Internet connectivity in India likely to stay affected for two weeks: Report

Internet connectivity in India likely to stay affected for two weeks: Report
Internet connectivity is likely to stay affected for the next two weeks in India as three undersea cables have suffered multilple cuts, according to a report by Livemint. The report quotes a Bharti Airtel spokesperson who informed that there have been multiple fibre cuts on SMW4, IMEWE and EIG cable systems, disrupting communication traffic between India and Europe. The spokesperson added that Bharti Airtel was working with the cable consortium for restoring services and that data traffic would be routed on alternate routes, while voice traffic had been already normalised.

It also quotes a Tata Communications spokesperson who confirmed that the SMW4 cable system suffered a cut but mentioned that the company has taken other measures to reroute customers minimising service disruption and that the restoration of the cable is under way. Bharti Airtel is part of the consortium that manages all the three cables while Tata Communications looks after SMW4 and IMEWE cables.

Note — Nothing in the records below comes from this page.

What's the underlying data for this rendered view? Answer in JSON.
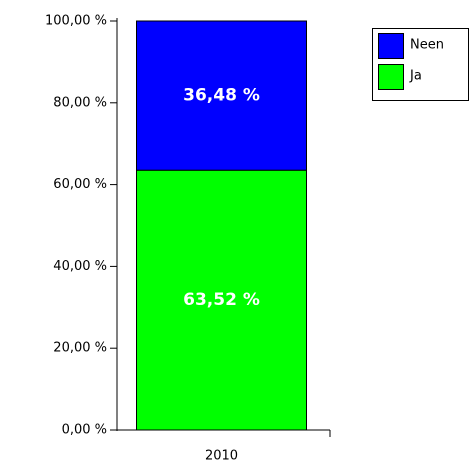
{
  "chart_data": {
    "type": "stacked_bar",
    "categories": [
      "2010"
    ],
    "series": [
      {
        "name": "Ja",
        "color": "#00ff00",
        "values": [
          63.52
        ],
        "value_labels": [
          "63,52  %"
        ]
      },
      {
        "name": "Neen",
        "color": "#0000ff",
        "values": [
          36.48
        ],
        "value_labels": [
          "36,48  %"
        ]
      }
    ],
    "ylim": [
      0,
      100
    ],
    "yticks": [
      {
        "value": 0,
        "label": "0,00 %"
      },
      {
        "value": 20,
        "label": "20,00 %"
      },
      {
        "value": 40,
        "label": "40,00 %"
      },
      {
        "value": 60,
        "label": "60,00 %"
      },
      {
        "value": 80,
        "label": "80,00 %"
      },
      {
        "value": 100,
        "label": "100,00 %"
      }
    ],
    "legend": "top-right"
  }
}
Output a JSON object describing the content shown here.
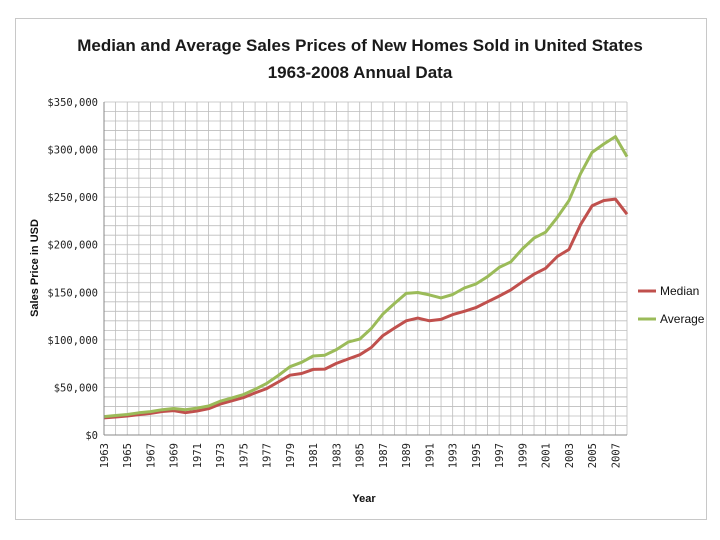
{
  "chart_data": {
    "type": "line",
    "title": "Median and Average Sales Prices of New Homes Sold in United States",
    "subtitle": "1963-2008 Annual Data",
    "xlabel": "Year",
    "ylabel": "Sales Price in USD",
    "ylim": [
      0,
      350000
    ],
    "yticks": [
      "$0",
      "$50,000",
      "$100,000",
      "$150,000",
      "$200,000",
      "$250,000",
      "$300,000",
      "$350,000"
    ],
    "xticks": [
      "1963",
      "1965",
      "1967",
      "1969",
      "1971",
      "1973",
      "1975",
      "1977",
      "1979",
      "1981",
      "1983",
      "1985",
      "1987",
      "1989",
      "1991",
      "1993",
      "1995",
      "1997",
      "1999",
      "2001",
      "2003",
      "2005",
      "2007"
    ],
    "grid": true,
    "legend": "right",
    "x": [
      1963,
      1964,
      1965,
      1966,
      1967,
      1968,
      1969,
      1970,
      1971,
      1972,
      1973,
      1974,
      1975,
      1976,
      1977,
      1978,
      1979,
      1980,
      1981,
      1982,
      1983,
      1984,
      1985,
      1986,
      1987,
      1988,
      1989,
      1990,
      1991,
      1992,
      1993,
      1994,
      1995,
      1996,
      1997,
      1998,
      1999,
      2000,
      2001,
      2002,
      2003,
      2004,
      2005,
      2006,
      2007,
      2008
    ],
    "series": [
      {
        "name": "Median",
        "color": "#c0504d",
        "values": [
          18000,
          18900,
          20000,
          21400,
          22700,
          24700,
          25600,
          23400,
          25200,
          27600,
          32500,
          35900,
          39300,
          44200,
          48800,
          55700,
          62900,
          64600,
          68900,
          69300,
          75300,
          79900,
          84300,
          92000,
          104500,
          112500,
          120000,
          122900,
          120000,
          121500,
          126500,
          130000,
          133900,
          140000,
          146000,
          152500,
          161000,
          169000,
          175200,
          187600,
          195000,
          221000,
          240900,
          246500,
          247900,
          232100
        ]
      },
      {
        "name": "Average",
        "color": "#9bbb59",
        "values": [
          19300,
          20500,
          21500,
          23300,
          24600,
          26600,
          27900,
          26600,
          28300,
          30500,
          35500,
          38900,
          42600,
          48000,
          54200,
          62500,
          71800,
          76400,
          83000,
          83900,
          89800,
          97600,
          100800,
          111900,
          127200,
          138300,
          148800,
          149800,
          147200,
          144100,
          147700,
          154500,
          158700,
          166400,
          176200,
          181900,
          195600,
          207000,
          213200,
          228700,
          246300,
          274500,
          297000,
          305900,
          313600,
          292600
        ]
      }
    ]
  }
}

The SMW4(South East Asia-Middle East-West Europe 4) cable connects Singapore, Malaysia, Thailand, Bangladesh, India, Sri Lanka, Pakistan, the United Arab Emirates (UAE), Saudi Arabia, Sudan, Egypt, Italy, Tunisia, Algeria and France, while the IMEWE (India-Middle East-Western Europe) cable goes through Mumbai, Karachi, the UAE, Saudi Arabia, Egypt, Lebanon, Italy and France.The EIG(Europe India Gateway) connects Portugal, Gibraltar, Monaco, France, Libya, Egypt, Saudi Arabia, Djibouti, Oman and the UAE.

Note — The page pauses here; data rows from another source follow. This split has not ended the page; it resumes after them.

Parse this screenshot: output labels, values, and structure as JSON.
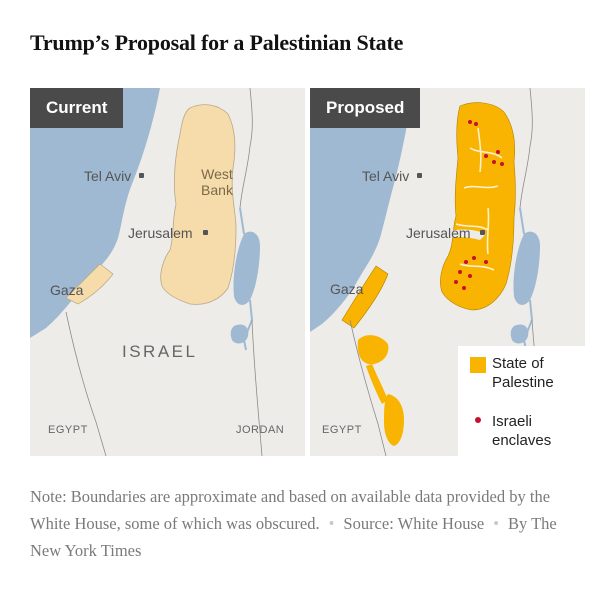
{
  "title": "Trump’s Proposal for a Palestinian State",
  "colors": {
    "sea": "#9fb9d2",
    "land": "#eeece8",
    "current_palestinian_areas": "#f6dcaa",
    "state_of_palestine": "#f8b400",
    "israeli_enclaves": "#c8102e",
    "tab_background": "#4a4a4a"
  },
  "panels": {
    "current": {
      "heading": "Current",
      "labels": {
        "tel_aviv": "Tel Aviv",
        "west_bank": "West\nBank",
        "jerusalem": "Jerusalem",
        "gaza": "Gaza",
        "israel": "ISRAEL",
        "egypt": "EGYPT",
        "jordan": "JORDAN"
      }
    },
    "proposed": {
      "heading": "Proposed",
      "labels": {
        "tel_aviv": "Tel Aviv",
        "jerusalem": "Jerusalem",
        "gaza": "Gaza",
        "egypt": "EGYPT"
      },
      "legend": {
        "state_of_palestine": "State of\nPalestine",
        "israeli_enclaves": "Israeli\nenclaves"
      }
    }
  },
  "note": {
    "text": "Note: Boundaries are approximate and based on available data provided by the White House, some of which was obscured.",
    "source": "Source: White House",
    "credit": "By The New York Times"
  }
}
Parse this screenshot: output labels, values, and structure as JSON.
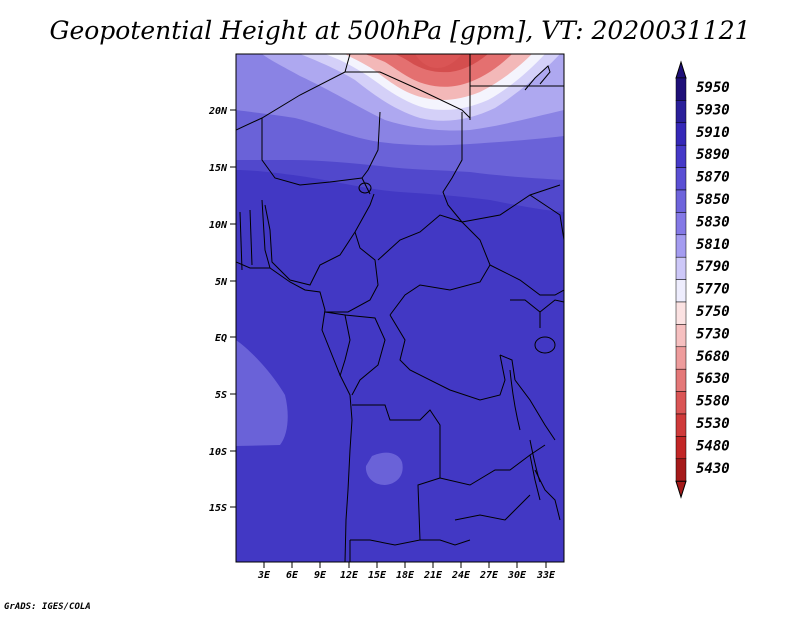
{
  "title": "Geopotential Height at 500hPa [gpm], VT: 2020031121",
  "credit": "GrADS: IGES/COLA",
  "map": {
    "lat_ticks": [
      "20N",
      "15N",
      "10N",
      "5N",
      "EQ",
      "5S",
      "10S",
      "15S"
    ],
    "lon_ticks": [
      "3E",
      "6E",
      "9E",
      "12E",
      "15E",
      "18E",
      "21E",
      "24E",
      "27E",
      "30E",
      "33E"
    ]
  },
  "colorbar": {
    "levels": [
      "5950",
      "5930",
      "5910",
      "5890",
      "5870",
      "5850",
      "5830",
      "5810",
      "5790",
      "5770",
      "5750",
      "5730",
      "5680",
      "5630",
      "5580",
      "5530",
      "5480",
      "5430"
    ],
    "colors": [
      "#1e0f78",
      "#2a1f9a",
      "#3528b8",
      "#4539c8",
      "#5a4fd4",
      "#6e64dc",
      "#8479e6",
      "#a49cf0",
      "#cdc8f8",
      "#eeedfd",
      "#fbe2e2",
      "#f6c0c0",
      "#ee9c9c",
      "#e47878",
      "#da5555",
      "#cf3a3a",
      "#c22626",
      "#a51a1a"
    ]
  },
  "palette": {
    "base": "#4238c4",
    "medium": "#6a62d8",
    "light": "#8a83e4",
    "pale": "#aea8f0",
    "lightest": "#d4d0f8",
    "white": "#f4f4fd",
    "pink": "#f3b8b8",
    "red": "#e47070",
    "darkred": "#d44e4e"
  }
}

The Livemint report also clarifies that services offered by Reliance Communications and BSNL have not been affected.

As we reported earlier the Internet has been majorly affected since the last two days with cable cuts, outages and a cyber war going on between two Internet companies.

While the cause of the cuts is still not clear reports indicate that three divers were caught by Egypt's coastguard trying to cut through an undersea Internet cable.

One of the other major reasons for the slowdown was a tiff between Spamhaus, a group fighting spam and Cyberbunker, a Dutch company that hosts Web sites said to be sending spam that led to one of the largest computer attacks on the Internet, causing widespread congestion and jamming crucial infrastructure around the world.